Archives pour mars 2010

Les TIC : un atout pour les Montréalaises?

16 mars 2010 par Annie Lavoie

Le 30 mars prochain, Najoua Kooli, directrice de projet au CEFRIO participera à la table ronde du Réseau d’échanges, de concertation et d’influence pour les femmes de Montréal (CRÉ Montréal). Sous le thème « Les nouvelles technologies d’information et de communication : un atout pour les montréalaises ? », Najoua Kooli y présentera un portrait de l’utilisation des TIC par les femmes québécoises brossé à partir des résultats de l’étude NETendances 2009. Cette table ronde sera également composée de personnes-ressources qui échangeront sur leurs préoccupations relatives aux nouvelles technologies de l’information et de communication.

Information

Michelle Issa, consultante en organisation d’événements
Pour le comité Femmes de la CRÉ de Montréal
514 879-6392 ou 514 258-3756

 

 

L’innovation ouverte : pour susciter plus de collaboration

12 mars 2010 par Lise Santerre

Introduit en 2003 pour aider les entreprises à gérer leur processus d’innovation le plus efficacement possible, l’innovation ouverte rend compte d’un ensemble de pratiques qui se sont développées au fil du temps.

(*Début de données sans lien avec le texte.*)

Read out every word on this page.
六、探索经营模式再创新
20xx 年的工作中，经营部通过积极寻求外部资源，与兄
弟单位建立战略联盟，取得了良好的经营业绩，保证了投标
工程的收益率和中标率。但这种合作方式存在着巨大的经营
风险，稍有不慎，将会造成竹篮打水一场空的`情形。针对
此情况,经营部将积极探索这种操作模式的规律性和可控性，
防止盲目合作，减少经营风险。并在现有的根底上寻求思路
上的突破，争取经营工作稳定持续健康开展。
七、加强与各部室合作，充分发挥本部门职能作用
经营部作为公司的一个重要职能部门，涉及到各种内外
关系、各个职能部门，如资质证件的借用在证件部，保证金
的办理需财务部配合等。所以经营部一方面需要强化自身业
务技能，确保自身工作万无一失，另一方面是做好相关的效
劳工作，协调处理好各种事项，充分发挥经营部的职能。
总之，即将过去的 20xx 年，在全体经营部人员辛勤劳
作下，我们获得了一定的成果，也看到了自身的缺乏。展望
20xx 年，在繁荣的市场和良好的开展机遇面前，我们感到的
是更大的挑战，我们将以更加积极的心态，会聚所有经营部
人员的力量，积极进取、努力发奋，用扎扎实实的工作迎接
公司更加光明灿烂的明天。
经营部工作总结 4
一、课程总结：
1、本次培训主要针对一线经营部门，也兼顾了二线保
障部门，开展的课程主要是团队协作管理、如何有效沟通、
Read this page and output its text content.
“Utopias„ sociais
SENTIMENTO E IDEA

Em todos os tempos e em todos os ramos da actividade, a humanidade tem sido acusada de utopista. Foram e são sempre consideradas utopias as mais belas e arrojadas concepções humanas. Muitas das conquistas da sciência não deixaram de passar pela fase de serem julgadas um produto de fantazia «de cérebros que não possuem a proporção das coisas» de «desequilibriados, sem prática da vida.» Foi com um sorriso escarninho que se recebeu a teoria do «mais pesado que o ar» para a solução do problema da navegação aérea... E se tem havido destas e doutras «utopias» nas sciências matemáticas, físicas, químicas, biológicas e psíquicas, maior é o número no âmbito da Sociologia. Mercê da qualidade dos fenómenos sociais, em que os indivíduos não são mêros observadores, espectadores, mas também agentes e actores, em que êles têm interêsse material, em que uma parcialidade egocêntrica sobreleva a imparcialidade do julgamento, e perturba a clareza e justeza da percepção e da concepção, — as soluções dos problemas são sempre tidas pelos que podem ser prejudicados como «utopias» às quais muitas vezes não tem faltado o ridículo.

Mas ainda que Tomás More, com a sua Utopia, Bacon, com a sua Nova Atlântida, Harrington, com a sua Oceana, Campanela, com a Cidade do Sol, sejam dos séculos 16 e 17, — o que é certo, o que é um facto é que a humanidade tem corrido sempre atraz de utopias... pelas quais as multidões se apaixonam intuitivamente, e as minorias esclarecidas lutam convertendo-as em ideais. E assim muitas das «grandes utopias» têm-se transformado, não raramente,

Le concept est défini comme suit par son auteur Henry Chesbrough, professeur à l’Université Berkeley :

« Open innovation is the use of purposive inflows and outflows of knowledge to accelerate internal innovation, and expand the markets for external use of innovation, respectively. [This paradigm] assumes that firms can and should use external ideas as well as internal ideas, and internal and external paths to market, as they look to advance their technology1. »

Dans un modèle ouvert, les entreprises utilisent plusieurs sources d’information et de connaissances pour innover (recherche-développement, acquisition de technologie, capital humain, demande et besoins du marché, stratégies de commercialisation, etc.). Ces sources sont internes et, de plus en plus, elles sont extérieures à l’organisation. L’ouverture se manifeste également par la multiplication des canaux de commercialisation des actifs immatériels que l’entreprise souhaite faire fructifier, notamment en rendant disponible une partie de ces actifs qui ne seront pas exploités dans sa propre stratégie de développement.

L’approche de l’innovation ouverte suscite beaucoup d’intérêt, tout d’abord pour son apport possible à l’amélioration de la productivité et de la capacité concurrentielle des organisations, qu’elles soient privées ou publiques. Le nouveau modèle d’analyse est également intéressant dans la mesure où il remet en question l’approche linéaire par laquelle le processus d’innovation est le plus souvent représenté et en offre une vision beaucoup plus dynamique et complexe. Dans la foulée, le modèle met bien en lumière la diversité des modes (doing, using, interacting – DUI et science, technologie, innovation – STI) et des formes d’innovation (technologique, organisationnelle, commerciale, sociale, etc.), par lesquelles les entreprises procèdent pour innover, qu’il s’agisse d’innovation radicale ou incrémentale.

Les bénéfices et les risques de l’innovation ouverte

Le modèle de l’innovation ouverte révèle les très nombreuses interactions qui existent entre les acteurs. Il stimule ces connexions à travers toutes sortes de collaborations et de réseaux qui ont continué de se diversifier au cours des deux dernières décennies : association entre les donneurs d’ordres et les fournisseurs, réseaux interentreprises, consortiums université/entreprises, alliances corporatives, fusions et acquisitions d’entreprises, grappes industrielles, pôles d’excellence, parcs technologiques, etc. Dans ce contexte, les technologies de l’information et les possibilités accrues de connexion qu’elles offrent, en particulier les multiples plateformes de collaboration en réseau, s’avèrent des outils précieux.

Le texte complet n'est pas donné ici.